"I was leaving a mosque, walking towards a market, when I heard a big sound. My ears became blocked immediately and I fell unconscious. I woke up in a hospital where I stayed for six months. Two months after the blast, they amputated my leg. It was very difficult for me, but I thank God that I had another chance to see my wife and six children again. Those are the moments of our lives where we always say Alhamdulillah as believers." Jan Mohammed Khan, 45, former farmer currently unemployed due to his disability, injured by a remote control bomb in Peshawar, Pakistan on 9 October 2007.
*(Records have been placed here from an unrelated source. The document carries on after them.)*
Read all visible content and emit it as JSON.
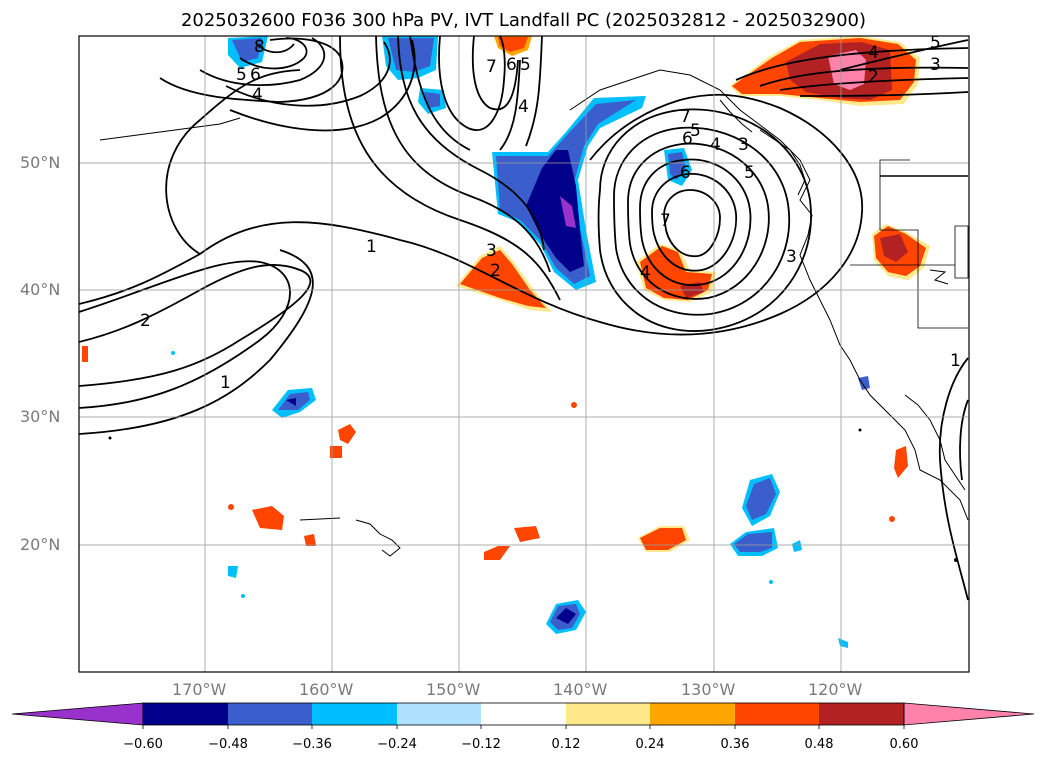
{
  "title": "2025032600 F036 300 hPa PV, IVT Landfall PC (2025032812 - 2025032900)",
  "lat_labels": [
    "50°N",
    "40°N",
    "30°N",
    "20°N"
  ],
  "lon_labels": [
    "170°W",
    "160°W",
    "150°W",
    "140°W",
    "130°W",
    "120°W"
  ],
  "colorbar": {
    "ticks": [
      "−0.60",
      "−0.48",
      "−0.36",
      "−0.24",
      "−0.12",
      "0.12",
      "0.24",
      "0.36",
      "0.48",
      "0.60"
    ],
    "colors": [
      "#9932CC",
      "#00008B",
      "#3A5FCD",
      "#00BFFF",
      "#B0E2FF",
      "#FFFFFF",
      "#FFE98A",
      "#FFA500",
      "#FF4500",
      "#B22222",
      "#FF82AB"
    ]
  },
  "contour_labels": [
    "8",
    "5",
    "6",
    "4",
    "7",
    "6",
    "5",
    "4",
    "1",
    "2",
    "1",
    "3",
    "2",
    "7",
    "6",
    "5",
    "4",
    "3",
    "7",
    "6",
    "5",
    "3",
    "4",
    "5",
    "3",
    "4",
    "2",
    "1"
  ]
}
In recent years, Pakistan has been rocked by hundreds of attacks on civilians. From roadside bombs to suicide bombings and target killings, attacks take place on an almost daily basis in cities across the country, as a result of terrorism, sectarian conflict, and a mix of political, religious, and criminal violence. In the last ten years, over 5,000 people have lost their lives and some 10,000 have been injured in attacks perpetrated by militants in Pakistan. Of those lucky enough to survive, many carry physical disabilities or mental scars for the rest of their lives.
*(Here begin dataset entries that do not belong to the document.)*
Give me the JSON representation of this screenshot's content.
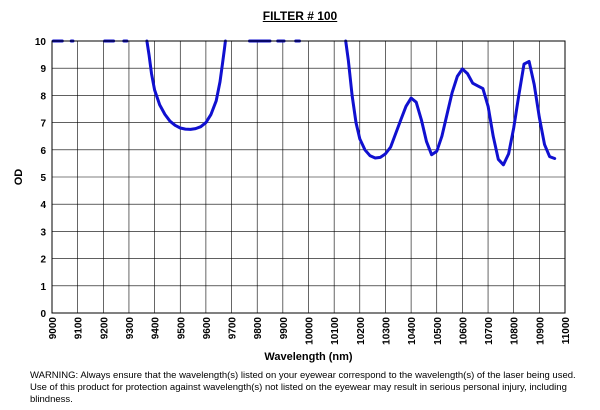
{
  "title": "FILTER # 100",
  "warning": "WARNING: Always ensure that the wavelength(s) listed on your eyewear correspond to the wavelength(s) of the laser being used. Use of this product for protection against wavelength(s) not listed on the eyewear may result in serious personal injury, including blindness.",
  "colors": {
    "line": "#1010d0",
    "grid": "#000000",
    "plot_bg": "#ffffff"
  },
  "chart_data": {
    "type": "line",
    "title": "FILTER # 100",
    "xlabel": "Wavelength (nm)",
    "ylabel": "OD",
    "xlim": [
      9000,
      11000
    ],
    "ylim": [
      0,
      10
    ],
    "xticks": [
      9000,
      9100,
      9200,
      9300,
      9400,
      9500,
      9600,
      9700,
      9800,
      9900,
      10000,
      10100,
      10200,
      10300,
      10400,
      10500,
      10600,
      10700,
      10800,
      10900,
      11000
    ],
    "yticks": [
      0,
      1,
      2,
      3,
      4,
      5,
      6,
      7,
      8,
      9,
      10
    ],
    "grid": true,
    "series": [
      {
        "name": "OD",
        "segments": [
          [
            [
              9005,
              10
            ],
            [
              9040,
              10
            ]
          ],
          [
            [
              9075,
              10
            ],
            [
              9082,
              10
            ]
          ],
          [
            [
              9205,
              10
            ],
            [
              9240,
              10
            ]
          ],
          [
            [
              9280,
              10
            ],
            [
              9292,
              10
            ]
          ],
          [
            [
              9370,
              10
            ],
            [
              9378,
              9.5
            ],
            [
              9388,
              8.8
            ],
            [
              9400,
              8.2
            ],
            [
              9420,
              7.65
            ],
            [
              9440,
              7.3
            ],
            [
              9460,
              7.05
            ],
            [
              9480,
              6.9
            ],
            [
              9500,
              6.8
            ],
            [
              9520,
              6.76
            ],
            [
              9540,
              6.75
            ],
            [
              9560,
              6.78
            ],
            [
              9580,
              6.85
            ],
            [
              9600,
              7.0
            ],
            [
              9620,
              7.3
            ],
            [
              9640,
              7.8
            ],
            [
              9655,
              8.5
            ],
            [
              9665,
              9.2
            ],
            [
              9672,
              9.7
            ],
            [
              9676,
              10
            ]
          ],
          [
            [
              9770,
              10
            ],
            [
              9850,
              10
            ]
          ],
          [
            [
              9880,
              10
            ],
            [
              9905,
              10
            ]
          ],
          [
            [
              9950,
              10
            ],
            [
              9965,
              10
            ]
          ],
          [
            [
              10145,
              10
            ],
            [
              10155,
              9.3
            ],
            [
              10170,
              8.0
            ],
            [
              10185,
              7.0
            ],
            [
              10200,
              6.4
            ],
            [
              10220,
              6.0
            ],
            [
              10240,
              5.78
            ],
            [
              10260,
              5.7
            ],
            [
              10280,
              5.72
            ],
            [
              10300,
              5.85
            ],
            [
              10320,
              6.1
            ],
            [
              10340,
              6.6
            ],
            [
              10360,
              7.1
            ],
            [
              10380,
              7.6
            ],
            [
              10400,
              7.9
            ],
            [
              10420,
              7.75
            ],
            [
              10440,
              7.1
            ],
            [
              10460,
              6.3
            ],
            [
              10480,
              5.82
            ],
            [
              10500,
              5.95
            ],
            [
              10520,
              6.5
            ],
            [
              10540,
              7.3
            ],
            [
              10560,
              8.1
            ],
            [
              10580,
              8.7
            ],
            [
              10600,
              8.97
            ],
            [
              10620,
              8.8
            ],
            [
              10640,
              8.45
            ],
            [
              10660,
              8.35
            ],
            [
              10680,
              8.25
            ],
            [
              10700,
              7.6
            ],
            [
              10720,
              6.5
            ],
            [
              10740,
              5.65
            ],
            [
              10760,
              5.45
            ],
            [
              10780,
              5.85
            ],
            [
              10800,
              6.8
            ],
            [
              10820,
              8.0
            ],
            [
              10840,
              9.15
            ],
            [
              10860,
              9.25
            ],
            [
              10880,
              8.4
            ],
            [
              10900,
              7.2
            ],
            [
              10920,
              6.2
            ],
            [
              10940,
              5.75
            ],
            [
              10960,
              5.68
            ]
          ]
        ]
      }
    ]
  }
}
Suffering is far from unknow in a part of the world with a high rate of poverty, and also often hit by natural disasters such as earthquakes and floods. However, many devout Muslims embrace those tragedies as their particular fate. Pakistan is a majority Muslim country, where faith is the most sacred and precious thing in many people's lives, and where the devout believe in al-Qadr (Destiny) - that all that exists or happens is an expression of Allah's will. Believer's accept their fate because they trust in His will.